Deborah Sontag of The New York Times has published a major, 9-page report: Haiti’s Cholera Outraced the Experts and Tainted the U.N. This is the most detailed non-technical report I've seen, and Sontag has covered the ground very well. She has a quote from Flublogia's own Dr. John Carroll and a lot about the Pestel outbreak that he helped battle. Dr. Renaud Piarroux is here too, triumphing over a snotty editorial in The Lancet. And Sontag even notes that MSPP's "daily" cholera reports are always weeks late.

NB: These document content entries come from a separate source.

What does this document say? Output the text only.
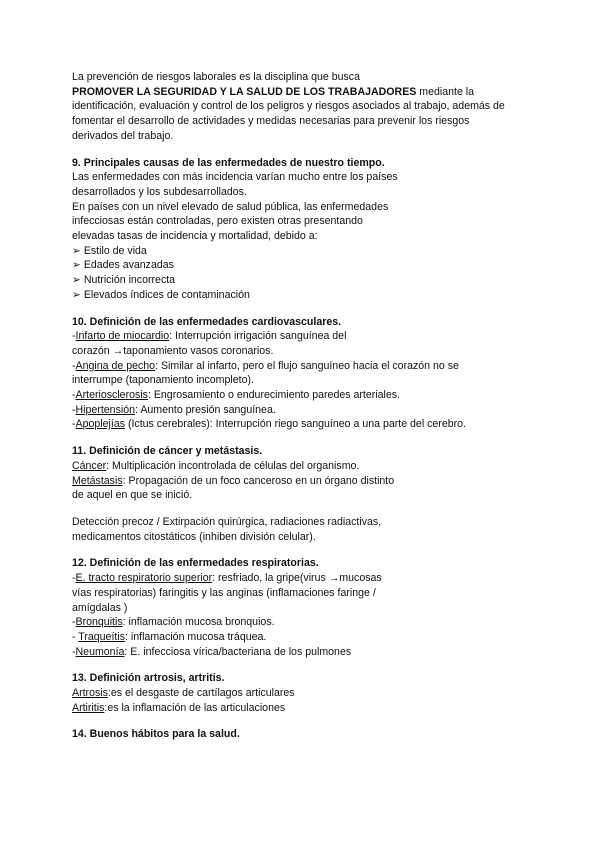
La prevención de riesgos laborales es la disciplina que busca

PROMOVER LA SEGURIDAD Y LA SALUD DE LOS TRABAJADORES mediante la

identificación, evaluación y control de los peligros y riesgos asociados al trabajo, además de

fomentar el desarrollo de actividades y medidas necesarias para prevenir los riesgos

derivados del trabajo.

9. Principales causas de las enfermedades de nuestro tiempo.

Las enfermedades con más incidencia varían mucho entre los países

desarrollados y los subdesarrollados.

En países con un nivel elevado de salud pública, las enfermedades

infecciosas están controladas, pero existen otras presentando

elevadas tasas de incidencia y mortalidad, debido a:

➢ Estilo de vida

➢ Edades avanzadas

➢ Nutrición incorrecta

➢ Elevados índices de contaminación

10. Definición de las enfermedades cardiovasculares.

-Infarto de miocardio: Interrupción irrigación sanguínea del

corazón →taponamiento vasos coronarios.

-Angina de pecho: Similar al infarto, pero el flujo sanguíneo hacia el corazón no se

interrumpe (taponamiento incompleto).

-Arteriosclerosis: Engrosamiento o endurecimiento paredes arteriales.

-Hipertensión: Aumento presión sanguínea.

-Apoplejías (Ictus cerebrales): Interrupción riego sanguíneo a una parte del cerebro.

11. Definición de cáncer y metástasis.

Cáncer: Multiplicación incontrolada de células del organismo.

Metástasis: Propagación de un foco canceroso en un órgano distinto

de aquel en que se inició.

Detección precoz / Extirpación quirúrgica, radiaciones radiactivas,

medicamentos citostáticos (inhiben división celular).

12. Definición de las enfermedades respiratorias.

-E. tracto respiratorio superior: resfriado, la gripe(virus →mucosas

vías respiratorias) faringitis y las anginas (inflamaciones faringe /

amígdalas )

-Bronquitis: inflamación mucosa bronquios.

- Traqueítis: inflamación mucosa tráquea.

-Neumonía: E. infecciosa vírica/bacteriana de los pulmones

13. Definición artrosis, artritis.

Artrosis:es el desgaste de cartílagos articulares

Artiritis:es la inflamación de las articulaciones

14. Buenos hábitos para la salud.
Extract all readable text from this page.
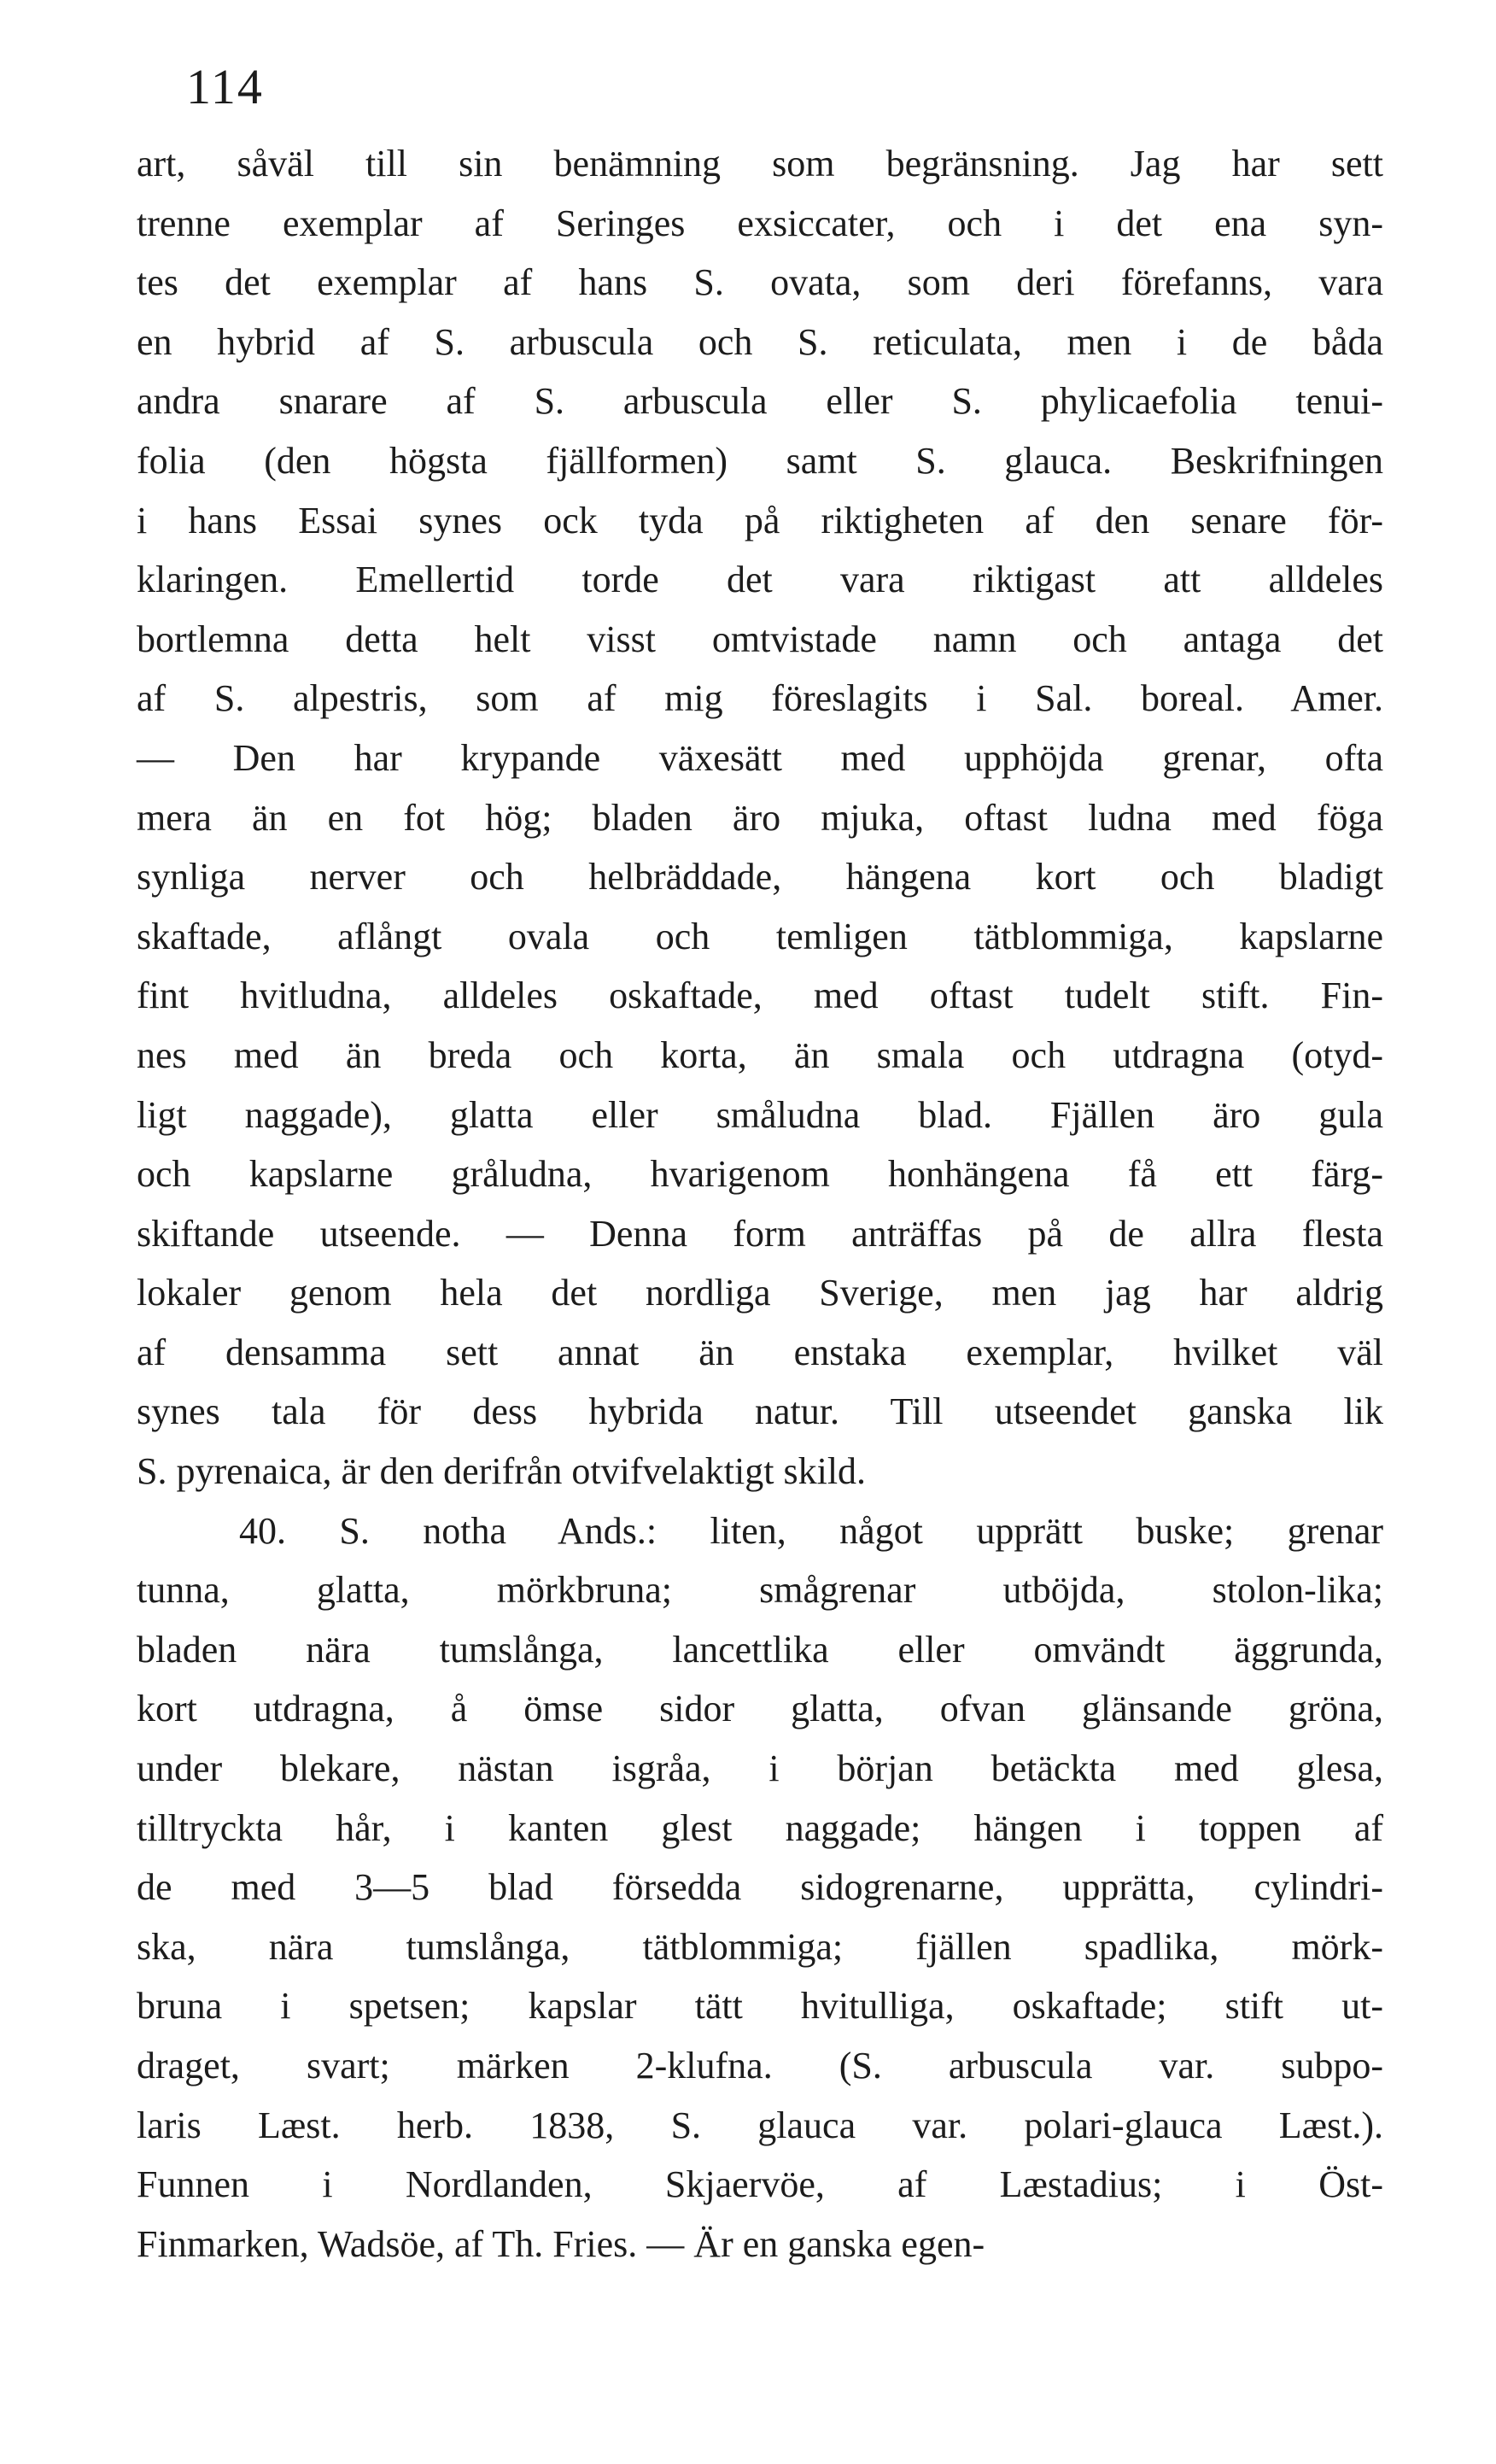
114
art, såväl till sin benämning som begränsning. Jag har sett
trenne exemplar af Seringes exsiccater, och i det ena syn-
tes det exemplar af hans S. ovata, som deri förefanns, vara
en hybrid af S. arbuscula och S. reticulata, men i de båda
andra snarare af S. arbuscula eller S. phylicaefolia tenui-
folia (den högsta fjällformen) samt S. glauca. Beskrifningen
i hans Essai synes ock tyda på riktigheten af den senare för-
klaringen. Emellertid torde det vara riktigast att alldeles
bortlemna detta helt visst omtvistade namn och antaga det
af S. alpestris, som af mig föreslagits i Sal. boreal. Amer.
— Den har krypande växesätt med upphöjda grenar, ofta
mera än en fot hög; bladen äro mjuka, oftast ludna med föga
synliga nerver och helbräddade, hängena kort och bladigt
skaftade, aflångt ovala och temligen tätblommiga, kapslarne
fint hvitludna, alldeles oskaftade, med oftast tudelt stift. Fin-
nes med än breda och korta, än smala och utdragna (otyd-
ligt naggade), glatta eller småludna blad. Fjällen äro gula
och kapslarne gråludna, hvarigenom honhängena få ett färg-
skiftande utseende. — Denna form anträffas på de allra flesta
lokaler genom hela det nordliga Sverige, men jag har aldrig
af densamma sett annat än enstaka exemplar, hvilket väl
synes tala för dess hybrida natur. Till utseendet ganska lik
S. pyrenaica, är den derifrån otvifvelaktigt skild.
40. S. notha Ands.: liten, något upprätt buske; grenar
tunna, glatta, mörkbruna; smågrenar utböjda, stolon-lika;
bladen nära tumslånga, lancettlika eller omvändt äggrunda,
kort utdragna, å ömse sidor glatta, ofvan glänsande gröna,
under blekare, nästan isgråa, i början betäckta med glesa,
tilltryckta hår, i kanten glest naggade; hängen i toppen af
de med 3—5 blad försedda sidogrenarne, upprätta, cylindri-
ska, nära tumslånga, tätblommiga; fjällen spadlika, mörk-
bruna i spetsen; kapslar tätt hvitulliga, oskaftade; stift ut-
draget, svart; märken 2-klufna. (S. arbuscula var. subpo-
laris Læst. herb. 1838, S. glauca var. polari-glauca Læst.).
Funnen i Nordlanden, Skjaervöe, af Læstadius; i Öst-
Finmarken, Wadsöe, af Th. Fries. — Är en ganska egen-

MIREBALAIS, Haiti — Jean Salgadeau Pelette, handsome when medicated and groomed, often roamed this central Haitian town in a disheveled state, wild-eyed and naked. He was a familiar figure here, the lanky scion of a prominent family who suffered from a mental illness.
On Oct. 16, 2010, Mr. Pelette, 38, woke at dawn in his solitary room behind a bric-a-brac shop off the town square. As was his habit, he loped down the hill to the Latem River for his bath, passing the beauty shop, the pharmacy and the funeral home where his body would soon be prepared for burial.
The river would have been busy that morning, with bathers, laundresses and schoolchildren brushing their teeth. Nobody thought of its flowing waters, downstream from a United Nations peacekeeping base, as toxic.
When Mr. Pelette was found lying by the bank a few hours later, he was so weak from a sudden, violent stomach illness that he had to be carried back to his room. It did not immediately occur to his relatives to rush him to the hospital.
“At that time, the word ‘cholera’ didn’t yet exist,” said one of his brothers, Malherbe Pelette. “We didn’t know he was in mortal danger. But by 4 that afternoon, my brother was dead. He was the first victim, or so they say.”